La fuga del Grande Vigliacco

E Milano è massacrata dal cielo dagli attacchi degli inglesi e sanguinante per le rappresaglie naziste: ed è giusto, doveroso, questo grande spazio dato alla tragedia della Milano tra il ’43 e il ’45, la memoria antinazista del neorealismo essendo stata sempre più concentrata su Roma, soprattutto per via del cinema di Rossellini. La Milano dove tutto nacque e tutto finì, la Milano dove sorse il Duce è la stessa Milano dove, con tanti saluti a tutti, Mussolini diventa il Grande Vigliacco e cerca di andare via, ma dove? Da tempo ha capito di essere solo uno spettro ma fino all’ultimo guizza in lui una scintilla tra il furbo e lo stolido, fino alla inutile corsa lungo un altro lago, quello di Como, e chissà se c’è un significato un po’ lugubre in questo restare intrappolato tra due laghi, prima Garda poi Como.

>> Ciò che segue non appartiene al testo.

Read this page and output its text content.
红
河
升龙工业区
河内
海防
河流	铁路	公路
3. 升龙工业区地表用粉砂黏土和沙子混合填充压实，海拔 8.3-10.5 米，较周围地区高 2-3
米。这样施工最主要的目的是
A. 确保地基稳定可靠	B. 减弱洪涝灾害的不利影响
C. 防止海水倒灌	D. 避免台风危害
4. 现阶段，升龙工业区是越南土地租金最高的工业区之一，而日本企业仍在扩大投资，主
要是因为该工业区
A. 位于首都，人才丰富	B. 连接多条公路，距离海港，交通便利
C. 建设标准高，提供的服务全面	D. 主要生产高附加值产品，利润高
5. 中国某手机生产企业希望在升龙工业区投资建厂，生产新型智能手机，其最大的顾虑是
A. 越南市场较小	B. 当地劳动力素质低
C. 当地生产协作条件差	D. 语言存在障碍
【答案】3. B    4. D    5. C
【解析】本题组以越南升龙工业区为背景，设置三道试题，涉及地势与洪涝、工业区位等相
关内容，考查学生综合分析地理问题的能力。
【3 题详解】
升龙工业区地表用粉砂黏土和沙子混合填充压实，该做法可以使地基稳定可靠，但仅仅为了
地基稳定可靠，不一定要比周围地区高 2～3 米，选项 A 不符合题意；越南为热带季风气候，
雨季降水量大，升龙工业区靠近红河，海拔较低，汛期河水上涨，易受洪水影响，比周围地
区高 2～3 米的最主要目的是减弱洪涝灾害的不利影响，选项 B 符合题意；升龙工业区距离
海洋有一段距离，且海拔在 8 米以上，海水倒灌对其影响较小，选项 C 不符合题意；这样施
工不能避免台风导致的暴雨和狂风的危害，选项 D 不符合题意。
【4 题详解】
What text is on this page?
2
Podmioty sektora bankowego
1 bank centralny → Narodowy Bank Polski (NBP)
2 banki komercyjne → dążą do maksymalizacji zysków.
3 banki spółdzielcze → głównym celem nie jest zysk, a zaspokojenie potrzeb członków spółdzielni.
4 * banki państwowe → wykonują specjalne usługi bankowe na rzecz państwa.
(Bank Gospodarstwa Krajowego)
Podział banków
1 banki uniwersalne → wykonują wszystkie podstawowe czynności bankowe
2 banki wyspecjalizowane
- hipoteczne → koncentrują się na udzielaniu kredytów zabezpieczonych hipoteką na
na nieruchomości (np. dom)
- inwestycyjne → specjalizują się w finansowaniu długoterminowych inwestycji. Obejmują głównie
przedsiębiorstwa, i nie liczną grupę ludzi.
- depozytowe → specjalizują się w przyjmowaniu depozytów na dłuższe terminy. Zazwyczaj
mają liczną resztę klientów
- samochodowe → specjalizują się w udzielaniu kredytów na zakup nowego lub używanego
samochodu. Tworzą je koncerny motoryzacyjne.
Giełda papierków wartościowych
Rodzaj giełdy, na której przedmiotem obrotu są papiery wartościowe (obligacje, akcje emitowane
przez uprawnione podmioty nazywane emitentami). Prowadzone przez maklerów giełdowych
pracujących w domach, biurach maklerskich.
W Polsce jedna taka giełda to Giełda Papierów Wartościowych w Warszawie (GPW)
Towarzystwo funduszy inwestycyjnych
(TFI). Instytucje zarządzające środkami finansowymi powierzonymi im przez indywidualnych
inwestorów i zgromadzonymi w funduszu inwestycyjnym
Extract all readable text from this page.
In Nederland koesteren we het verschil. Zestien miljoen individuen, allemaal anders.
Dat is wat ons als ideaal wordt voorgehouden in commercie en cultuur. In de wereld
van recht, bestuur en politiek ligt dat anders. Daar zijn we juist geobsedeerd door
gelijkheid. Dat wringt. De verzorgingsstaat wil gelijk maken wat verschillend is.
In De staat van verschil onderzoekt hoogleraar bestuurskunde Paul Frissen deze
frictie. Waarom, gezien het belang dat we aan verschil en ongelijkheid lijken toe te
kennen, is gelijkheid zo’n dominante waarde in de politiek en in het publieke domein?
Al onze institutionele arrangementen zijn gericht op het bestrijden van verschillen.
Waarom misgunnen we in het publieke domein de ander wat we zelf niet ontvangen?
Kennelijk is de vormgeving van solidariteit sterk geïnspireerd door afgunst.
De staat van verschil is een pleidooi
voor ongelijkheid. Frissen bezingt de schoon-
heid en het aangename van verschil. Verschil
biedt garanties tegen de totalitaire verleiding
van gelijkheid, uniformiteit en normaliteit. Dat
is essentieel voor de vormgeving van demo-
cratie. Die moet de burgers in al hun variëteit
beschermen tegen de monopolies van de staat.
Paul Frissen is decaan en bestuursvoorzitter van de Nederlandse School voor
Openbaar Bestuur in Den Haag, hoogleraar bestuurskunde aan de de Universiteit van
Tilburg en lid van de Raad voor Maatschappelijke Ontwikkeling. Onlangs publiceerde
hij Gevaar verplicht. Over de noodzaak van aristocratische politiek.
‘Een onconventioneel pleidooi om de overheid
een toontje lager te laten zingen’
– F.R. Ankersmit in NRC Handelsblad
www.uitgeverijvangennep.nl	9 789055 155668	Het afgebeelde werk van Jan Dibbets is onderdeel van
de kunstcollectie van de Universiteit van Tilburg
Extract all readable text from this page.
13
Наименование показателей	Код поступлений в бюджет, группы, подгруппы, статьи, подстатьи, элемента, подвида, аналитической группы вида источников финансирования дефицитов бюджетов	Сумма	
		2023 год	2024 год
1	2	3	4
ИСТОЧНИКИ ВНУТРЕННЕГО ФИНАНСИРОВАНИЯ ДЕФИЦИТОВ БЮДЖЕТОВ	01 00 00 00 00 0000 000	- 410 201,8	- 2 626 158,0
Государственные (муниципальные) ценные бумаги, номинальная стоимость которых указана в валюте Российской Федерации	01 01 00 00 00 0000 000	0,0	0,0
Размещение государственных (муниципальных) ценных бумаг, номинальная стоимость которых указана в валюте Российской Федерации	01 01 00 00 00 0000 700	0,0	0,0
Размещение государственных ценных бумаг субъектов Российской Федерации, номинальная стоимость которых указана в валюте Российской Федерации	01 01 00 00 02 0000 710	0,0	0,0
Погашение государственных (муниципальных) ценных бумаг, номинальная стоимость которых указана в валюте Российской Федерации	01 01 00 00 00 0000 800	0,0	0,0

Fatto sta che lo trovano, il Cavalier Benito Mussolini, il Duce, il Fondatore dell’Impero, nel modo più tragicomico che uno sceneggiatore di Hollywood non avrebbe mai saputo inventare, travestito, il grande uomo, rinserrato in un camion: «Il pesante pastrano di un sergente della Luftwaffe scelto per il vecchio dittatore in disgrazia è di due taglie troppo grande. Benito deve ricorrere all’aiuto di Clara per indossarlo su quel suo corpo smagrito e molliccio che tante volte in passato la ragazza aveva dichiarato di adorare. L’elmetto, anch’esso troppo grande, viene indossato alla rovescia. Benito Mussolini si ribella soltanto quando gli porgono un paio di occhiali da sole da inforcare, come in una barzelletta, per travisare, oltre al corpo, anche il volto. In un accesso di collera, getta a terra l’elmetto. Con pazienza il tenente Birzer lo raccoglie e glielo calza nuovamente sul capo. Mussolini indossa anche gli occhiali da sole». Lo trovano i partigiani. Lo riconosce Giuseppe Negri, detto Peppino, nome di battaglia “Zocolin”. Scende dal camion, avverte il partigiano “Bill”, questi gli urla “Cavaliere Benito Mussolini!”, e lo arresta “in nome del popolo italiano”. Benito non reagisce. Passa le ultime ore con Claretta, l’amante finale. Chi lo giustizia, lui e la Petacci, non è chiaro. Gli scaricano un bel po’ di pallottole. Poi lo portano a Milano, è lo scempio di piazzale Loreto. Il corpo del Duce diventa una poltiglia. Il fascismo è quella poltiglia.

Scurati chiude così: «Alla fine, come in principio, saranno soltanto i morti. In principio come alla fine sarà ancora soltanto il corpo. Il corpo macellato e ricomposto, morto e resuscitato, laido e glorioso. Il corpo del vostro Duce. Sì, il mio pubblico ci sarà ancora. E ancora. E ancora. Il cadavere tornerà, io tornerò perché i morti non pesano soltanto, i morti sopravvivono. Sono cose più antiche del mondo. E io queste cose le so, le so perché è inutile, non c’è niente da fare, io sono come le bestie: sento il tempo che viene». Vengono i brividi. Forse, in un certo senso, non è finita.